Emran Mian is the Director of Social Market Foundation and a former Director of Strategy at the Department for Business, Innovation and Skills and director responsible for the Cabinet Office and Number 10 Business Partnerships team.
The debate about the BBC’s future is underway. There are many issues that run through it – how to pay for the BBC, how well it uses the money – though the most fundamental question is about its purpose.
As John Whittingdale puts it in the foreword to the Green Paper that started the Charter Review, ‘What should the BBC be trying to achieve in an age where consumer choice is now far more extensive than it has been before?’
The BBC Trust, in its initial response, suggests a ‘proposed set of public purposes’ for the BBC, headlined by ‘providing news and information to help people understand the world around them’. This is canny; if public service broadcasting has any irreducible core, then it must presumably be this. From Reith onwards, the BBC and others have consistently spoken about public service broadcasting in these terms.
These ‘public purposes’ that underpin the BBC’s position enjoy a high level of popular support. But, because the BBC dominates how those purposes have been fulfilled in our experience, we are unlikely to be effective judges of whether the BBC is good at living up to its mission of public service broadcasting. The BBC has a dominant market position and remains the exclusive recipient of licence fee funding. In other words, the game is rigged in its favour.

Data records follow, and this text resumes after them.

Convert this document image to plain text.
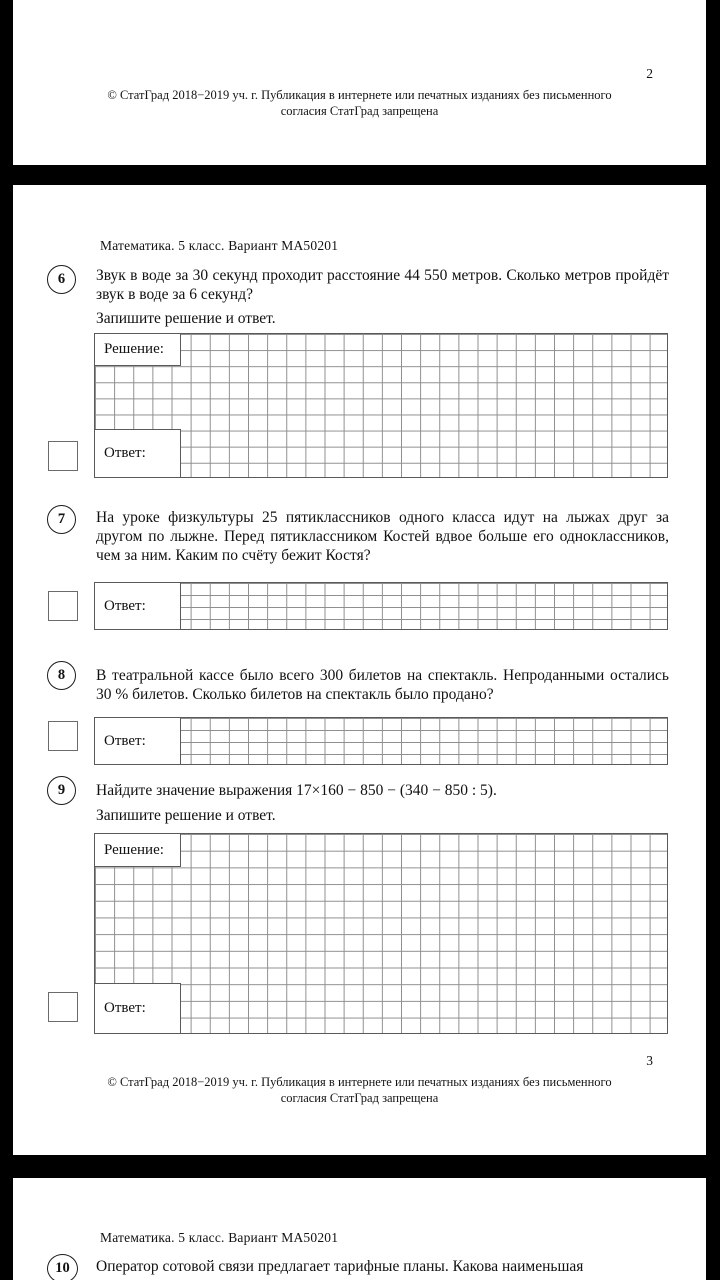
2
© СтатГрад 2018−2019 уч. г. Публикация в интернете или печатных изданиях без письменного
согласия СтатГрад запрещена
Математика. 5 класс. Вариант МА50201
6	Звук в воде за 30 секунд проходит расстояние 44 550 метров. Сколько метров пройдёт звук в воде за 6 секунд?
Запишите решение и ответ.
Решение:
Ответ:
7	На уроке физкультуры 25 пятиклассников одного класса идут на лыжах друг за другом по лыжне. Перед пятиклассником Костей вдвое больше его одноклассников, чем за ним. Каким по счёту бежит Костя?
Ответ:
8	В театральной кассе было всего 300 билетов на спектакль. Непроданными остались 30 % билетов. Сколько билетов на спектакль было продано?
Ответ:
9	Найдите значение выражения 17×160 − 850 − (340 − 850 : 5).
Запишите решение и ответ.
Решение:
Ответ:
3
© СтатГрад 2018−2019 уч. г. Публикация в интернете или печатных изданиях без письменного
согласия СтатГрад запрещена
Математика. 5 класс. Вариант МА50201
10	Оператор сотовой связи предлагает тарифные планы. Какова наименьшая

We’re exposed to more and other forms of quality and creativity in broadcasting than when the BBC was created – fair enough. Nevertheless, scratch the surface of what most of us mean by the highest editorial and creative standards and it’s likely that much of the time we’re thinking of something brought to us by the BBC. For instance, when we think of independence, we think of Jeremy Paxman’s interviews. Impartiality is the name of the style in which the BBC presents controversy.
We can’t judge whether the BBC manifests the values we’re talking about because it’s only through the BBC, in the largest part, that we know what manifesting these values looks like.
It’s like asking whether the Church of England is good at Anglicanism. The question isn’t incoherent, but it doesn’t exactly set an objective standard.
The BBC could argue that this argument is flawed because some of its content is already commissioned from the wider market, which provides alternative voices, versions and modes of public service broadcasting.
But this is inadequate for two reasons: external commissioning is limited – only 25 per cent of television hours are guaranteed to independent producers; and the BBC as commissioner remains the arbiter of whether the content created fulfils the purposes and duties of public service broadcasting. Acting in this way, the BBC pluralises production, but not the interpretation of the values of public service broadcasting.
As a consequence, it remains vulnerable to accusations – and perhaps the reality – of being slanted in one political direction or another; its content being particularly valuable to older and richer audiences rather than the full range of the people paying the licence fee; and in struggling to reach, as its own audience research suggests it does, those from minority ethnic or religious backgrounds. In fact, the latest work by the BBC Trust suggests that, among the main broadcasters, the BBC’s appeal to younger and minority audiences has fallen by the most.
The solution is to introduce greater pluralism into the BBC, breaking the hold of a single view of how to do public service broadcasting with funding provided by the licence fee.
Here are some ideas for how this could be achieved:
While these proposals represent significant steps in increasing the pluralism of the BBC’s output, reason enough to consider them, they will also provide real-world alternatives to the BBC’s present version of public service broadcasting. By having access to those, we will be able to compare the different versions against each other – judge which is more innovative, lower cost, or simply the most popular.
At the moment, any radical change in the licence fee – whether upwards or downwards – or a fundamental review of the remit of public service broadcasting – whether to expand or to reduce it – would have to be done mainly in the dark. Those who do imagine radical change to the BBC do it largely on the basis of economic theory rather than solid evidence.
However, if we were to create a pluralist model for public service broadcasting, we would soon have much better information against which to consider future reform. which may in turn enable a more significant shift in policy by the time of the next charter review.